Networking: ``You can spend $5,000 to go to a business college and go to work at McDonald's to pay it off. Find out if businesses hire from that college.''
After you have gotten into school, write to top people in your field to find out such things as what you need to focus on to get a job later. While pursuing her degree in international studies, Ms. Sasaki included courses in agronomy after finding out from her contacts that this was an important field. ``I didn't decide by looking at an occupational handbook.''
This is also a way to make contacts for later jobs - ``while I have the guise of being a student and wanting their lofty wisdom instead of wanting their job and their money.'' Start lining up a job as soon as you start your program; don't wait until near the end.
Financial aid: Since 68.7 percent of all students receive financial aid, why shouldn't women on welfare? Just be sure that your degree will be able to pay for itself when you graduate.
What kind of degree: Applied degrees in a particular vocation are usually not transferable to other schools. If that particular job fails, as sometimes happens, you are back to ground zero. Take a look at courses that are transferable. Also consider tele-courses (offered via television) and correspondence courses (check with your state university to see if they offer correspondence courses or independent study degrees). These can vary considerably, so be sure the one you are taking is a good one.

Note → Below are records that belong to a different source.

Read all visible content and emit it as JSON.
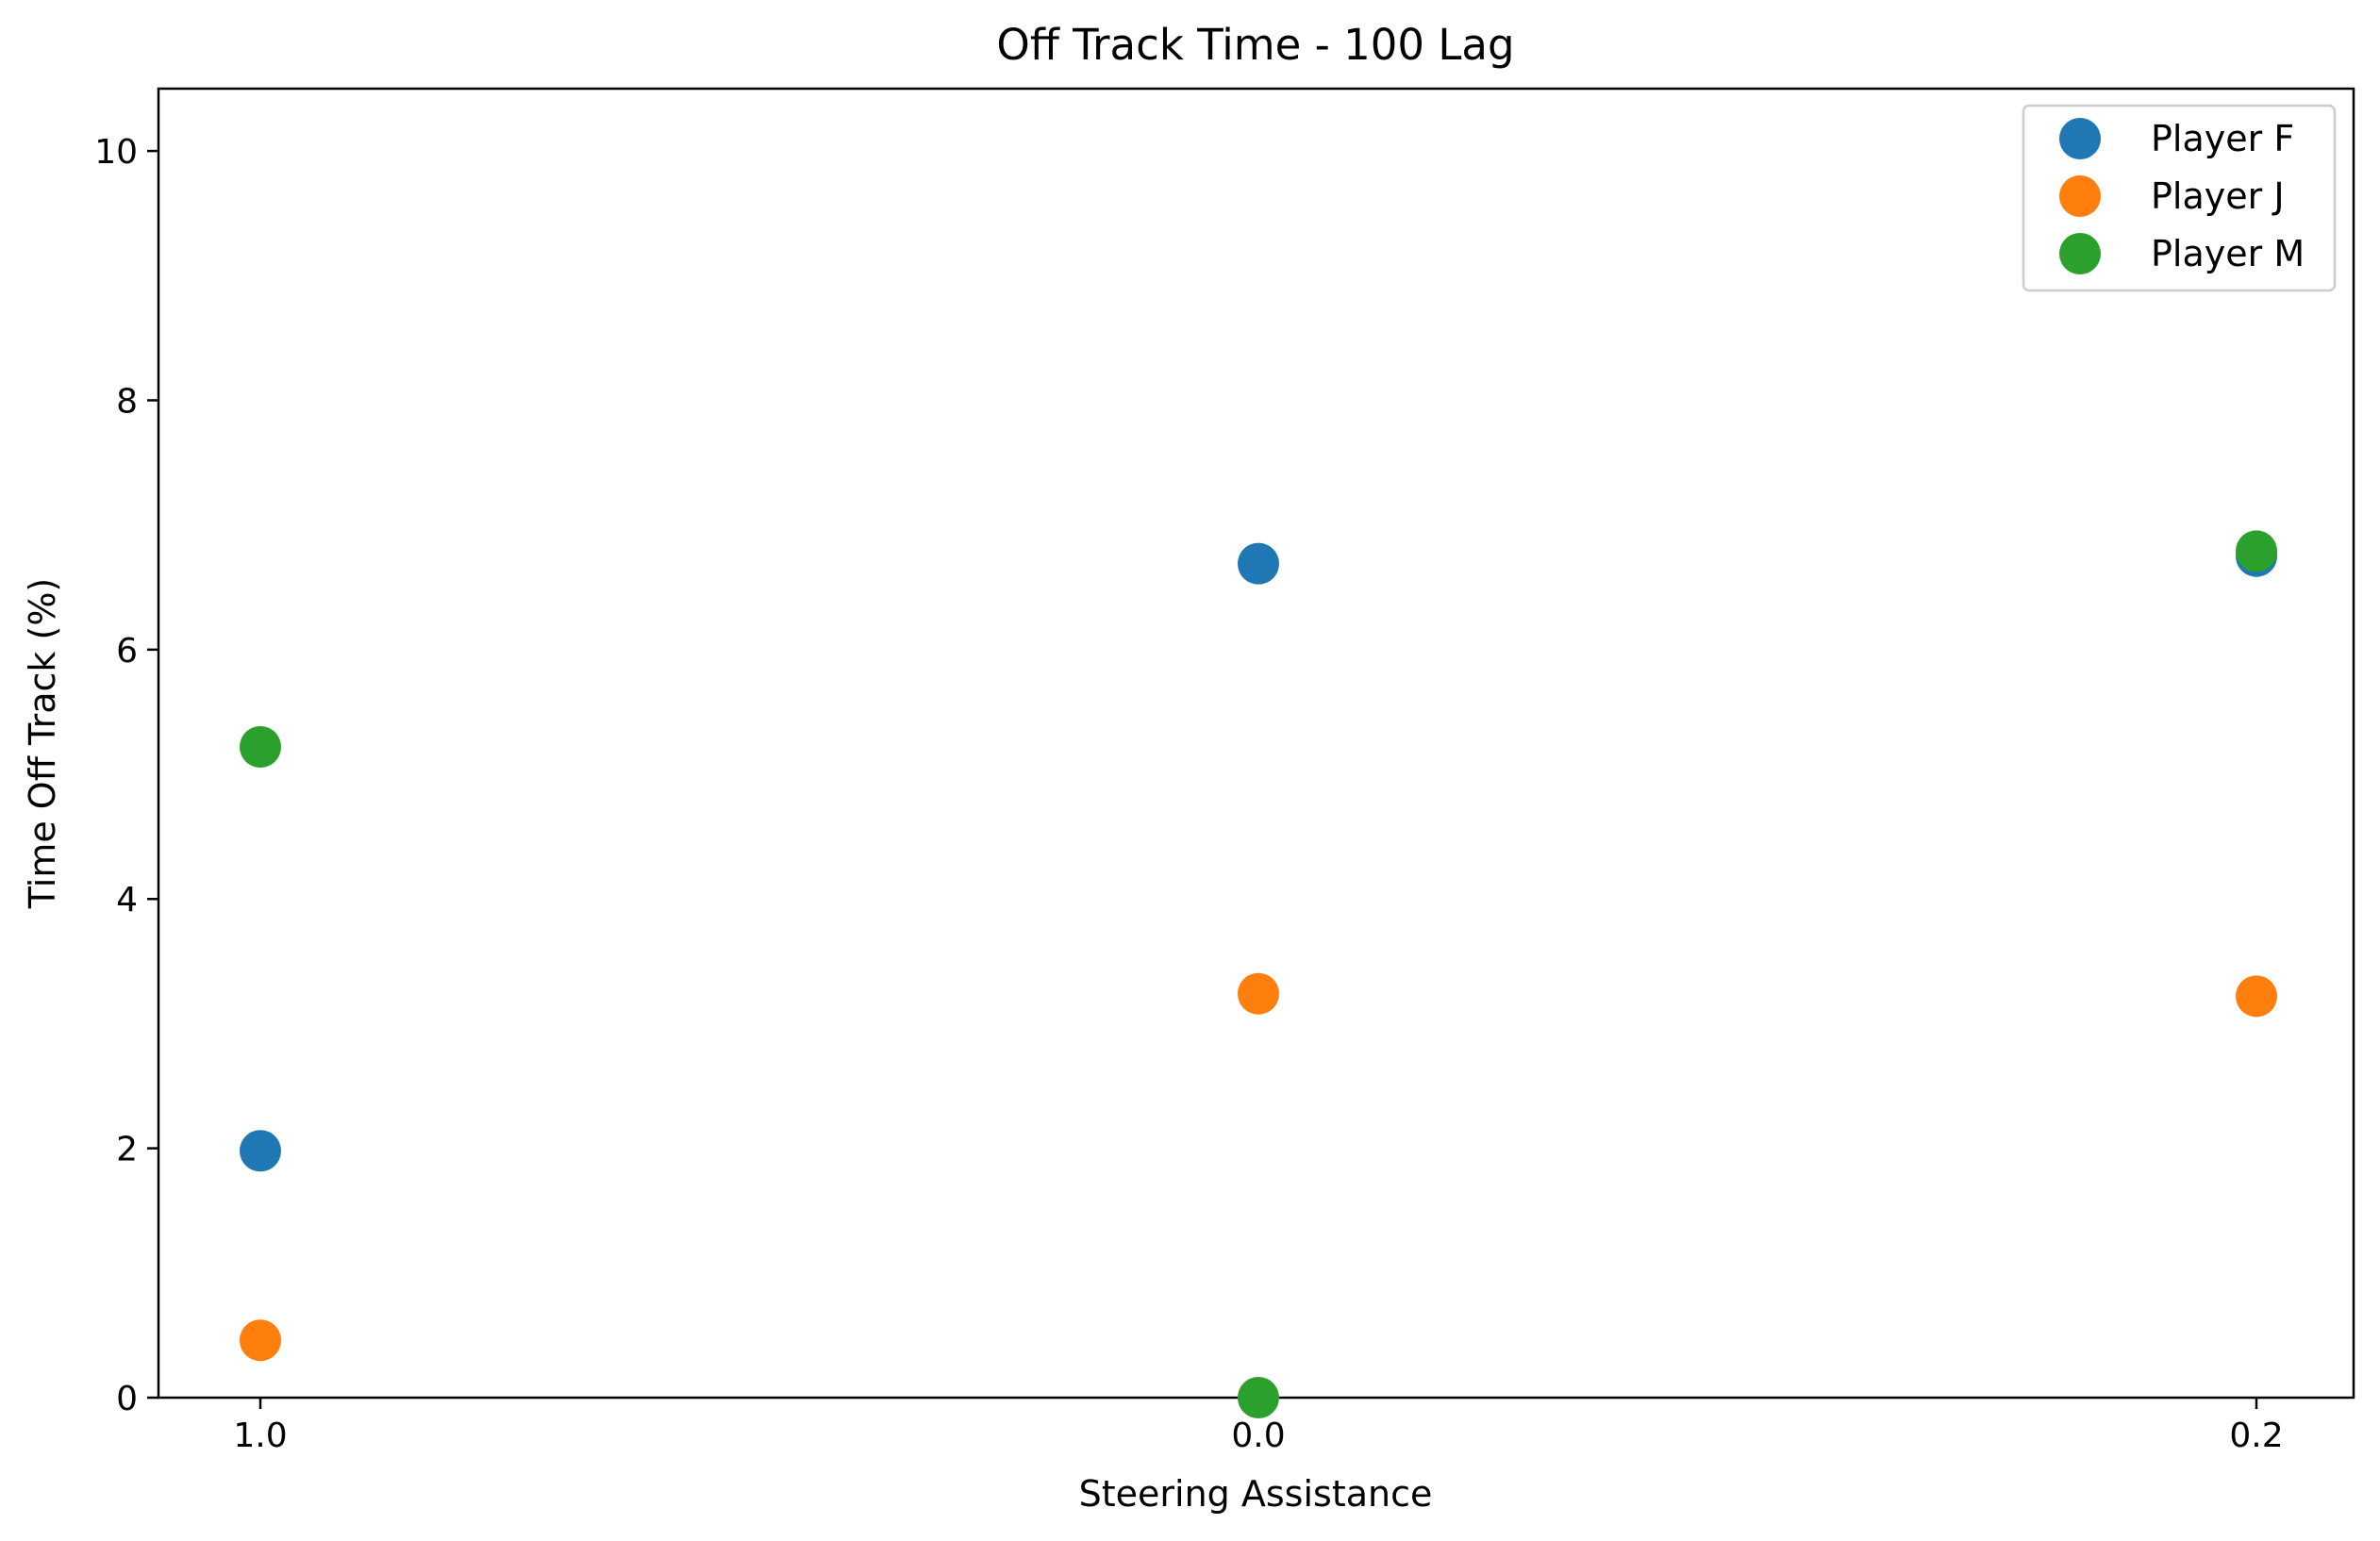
{
  "chart_data": {
    "type": "scatter",
    "title": "Off Track Time - 100 Lag",
    "xlabel": "Steering Assistance",
    "ylabel": "Time Off Track (%)",
    "categories": [
      "1.0",
      "0.0",
      "0.2"
    ],
    "ylim": [
      0,
      10.5
    ],
    "yticks": [
      "0",
      "2",
      "4",
      "6",
      "8",
      "10"
    ],
    "grid": false,
    "legend_position": "top-right",
    "series": [
      {
        "name": "Player F",
        "color": "#1f77b4",
        "values": [
          1.98,
          6.69,
          6.75
        ]
      },
      {
        "name": "Player J",
        "color": "#ff7f0e",
        "values": [
          0.46,
          3.24,
          3.22
        ]
      },
      {
        "name": "Player M",
        "color": "#2ca02c",
        "values": [
          5.22,
          0.0,
          6.79
        ]
      }
    ]
  }
}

Don't rule out private schools; they cost more, but you get more money in grants. Most women on welfare are told they can only apply to one- or two-year programs. But many one-year colleges are extremely expensive. Carol Sasaki went off welfare, got a BA and a master's degree, paying for day care, for about $8,000; the business degree she had been urged to take would have cost her about $5,000. Many women go off welfare (leaving the kids on), go to a four-year school, and combine financial aid with work study. A few states permit you to stay on welfare while studying at a four-year school.